Plan conversions for incumbents. Cash balance plans have been used in the past to convert private sector pensions into a DC structure and get the employer out of the retirement-risk business. That alone would be a worthwhile provision in the public sector — for states to enable public employers to make conversions, where courts haven't elevated vesting to the heights of absurdity. Just think of where the world would be today if public pension plans had been converted to cash balance structures in 1999-2000, instead of awarding employees massive retroactive benefits increases and pension contribution holidays for politicians. (Answer: Taxpayers would now be better off by a half-trillion dollars.)
A bankruptcy alternative or option? In the wake of last week's bombshell pension-plan bankruptcy filing in the U.S. commonwealth of Northern Marianas, a cash-balance conversion could be a solution for distressed pension plans. This would allow current employees an option to convert their underwater traditional defined benefit pension plan's benefit into a cash-balance account, at the actuarial present value of their current plan — but adjusted for its actual funding ratio to reflect the plan's fiscal distress. For example, if the plan is 78 percent funded on a market-value basis, the employee could convert to the cash balance plan at 78 percent of the actuarial present value of accrued benefits. Those who wish to take their chances with the traditional pension plan can stay put if they think the sinking ship will right itself and the employer will not take them through bankruptcy to freeze or cut their pension. If state-supervised double-barreled* pension bonds could be used prudently to finish the job and permanently reduce overall risks to taxpayers, I'd even accept a bonus POB infusion to sweeten the deal halfway between market and par value for the participants.
This remedial structure would probably require state-level statutory authorizations and possibly a federal fix of some arcane federal tax laws or regulations that senselessly make certain DC plan conversions taxable (as "constructive receipt") under the current administration's interpretation. When I look at the problems of desperately underfunded pension plans of distressed employers, a cash-balance conversion option would sure beat bankruptcy as the way to fix the pension mess facing localities whose unsustainable benefits plans are crowding out essential public services and impoverishing their communities. And a mandatory cash-balance conversion could be a viable tool for bankruptcy receivers if nothing else works better.
A similar solution has worked before in the private sector, in somewhat analogous situations.
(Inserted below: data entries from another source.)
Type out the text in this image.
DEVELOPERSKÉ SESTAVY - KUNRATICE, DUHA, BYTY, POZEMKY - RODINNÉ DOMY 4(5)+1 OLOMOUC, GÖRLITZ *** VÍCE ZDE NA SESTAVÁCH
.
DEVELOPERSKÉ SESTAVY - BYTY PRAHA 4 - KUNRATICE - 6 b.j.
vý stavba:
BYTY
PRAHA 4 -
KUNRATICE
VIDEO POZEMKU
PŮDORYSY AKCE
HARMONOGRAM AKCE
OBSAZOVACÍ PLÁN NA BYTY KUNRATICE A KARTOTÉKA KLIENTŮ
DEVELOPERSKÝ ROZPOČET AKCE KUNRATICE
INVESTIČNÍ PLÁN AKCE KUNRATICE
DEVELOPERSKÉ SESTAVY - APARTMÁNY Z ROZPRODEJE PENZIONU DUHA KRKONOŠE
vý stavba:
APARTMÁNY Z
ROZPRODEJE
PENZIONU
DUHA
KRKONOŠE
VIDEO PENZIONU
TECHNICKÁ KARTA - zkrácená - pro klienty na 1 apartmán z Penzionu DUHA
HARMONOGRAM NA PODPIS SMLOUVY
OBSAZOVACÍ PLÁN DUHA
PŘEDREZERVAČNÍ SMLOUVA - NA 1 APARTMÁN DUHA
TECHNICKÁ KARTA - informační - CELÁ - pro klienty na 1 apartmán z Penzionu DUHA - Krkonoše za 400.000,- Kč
The recent Ford Motor proposal heads in this direction but reportedly offers cash rather than a replacement benefit plan; most public employers and plan professionals would likely prefer the latter for the reasons I've explained above. If public pension advocates would be willing to also work toward that end-game remedy, as well as a two-plan option for new hires along the lines from Kansas and the taxpayer protections described above, I'd warmly embrace the cash balance option.
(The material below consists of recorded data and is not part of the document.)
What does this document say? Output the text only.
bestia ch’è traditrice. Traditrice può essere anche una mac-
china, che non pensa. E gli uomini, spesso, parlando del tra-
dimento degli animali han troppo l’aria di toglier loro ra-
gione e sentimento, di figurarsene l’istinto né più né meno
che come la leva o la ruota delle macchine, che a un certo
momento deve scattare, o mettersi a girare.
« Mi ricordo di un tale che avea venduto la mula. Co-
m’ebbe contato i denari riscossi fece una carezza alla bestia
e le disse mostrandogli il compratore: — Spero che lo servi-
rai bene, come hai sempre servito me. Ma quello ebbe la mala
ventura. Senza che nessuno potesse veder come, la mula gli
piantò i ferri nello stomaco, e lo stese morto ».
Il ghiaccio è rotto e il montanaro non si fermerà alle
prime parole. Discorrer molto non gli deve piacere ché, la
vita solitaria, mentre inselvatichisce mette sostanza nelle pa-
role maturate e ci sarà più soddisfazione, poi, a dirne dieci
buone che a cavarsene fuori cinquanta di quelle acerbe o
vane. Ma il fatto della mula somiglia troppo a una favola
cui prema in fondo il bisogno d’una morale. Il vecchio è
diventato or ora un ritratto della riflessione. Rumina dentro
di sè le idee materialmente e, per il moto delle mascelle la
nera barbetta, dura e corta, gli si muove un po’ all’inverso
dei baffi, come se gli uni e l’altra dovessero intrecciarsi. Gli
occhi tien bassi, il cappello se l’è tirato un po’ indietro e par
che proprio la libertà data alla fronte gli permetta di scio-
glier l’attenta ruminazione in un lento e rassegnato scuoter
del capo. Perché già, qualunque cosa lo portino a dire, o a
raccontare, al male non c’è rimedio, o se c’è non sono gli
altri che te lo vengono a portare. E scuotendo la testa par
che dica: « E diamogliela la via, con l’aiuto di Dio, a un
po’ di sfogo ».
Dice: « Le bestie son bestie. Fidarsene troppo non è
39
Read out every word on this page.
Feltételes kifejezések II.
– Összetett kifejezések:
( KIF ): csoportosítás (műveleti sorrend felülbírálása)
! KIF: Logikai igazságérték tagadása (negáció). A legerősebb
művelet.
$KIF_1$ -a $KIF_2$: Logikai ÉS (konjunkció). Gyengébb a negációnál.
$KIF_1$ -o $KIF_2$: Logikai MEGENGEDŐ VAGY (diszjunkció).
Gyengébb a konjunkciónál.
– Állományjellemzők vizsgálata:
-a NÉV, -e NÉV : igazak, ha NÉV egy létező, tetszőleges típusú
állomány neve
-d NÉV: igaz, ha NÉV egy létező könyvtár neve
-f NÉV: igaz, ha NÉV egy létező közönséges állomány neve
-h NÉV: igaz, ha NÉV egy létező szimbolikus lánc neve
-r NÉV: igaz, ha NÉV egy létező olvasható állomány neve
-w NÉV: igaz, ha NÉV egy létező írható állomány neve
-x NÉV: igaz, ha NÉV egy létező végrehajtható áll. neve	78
*A double-barreled bond pledges two sources of security to investors, typically the issuer's general obligation plus a revenue stream such as sales tax revenue. In this application, state-shared taxes or subventions payable to a locality can be pledged and "intercepted" by bondholders as additional security for such bonds if the issuer fails to make timely debt service payments, thus enhancing the credit and reducing the market interest rate. The New York City control board employed this structure in the 1970s, as part of that distressed city's workout plan.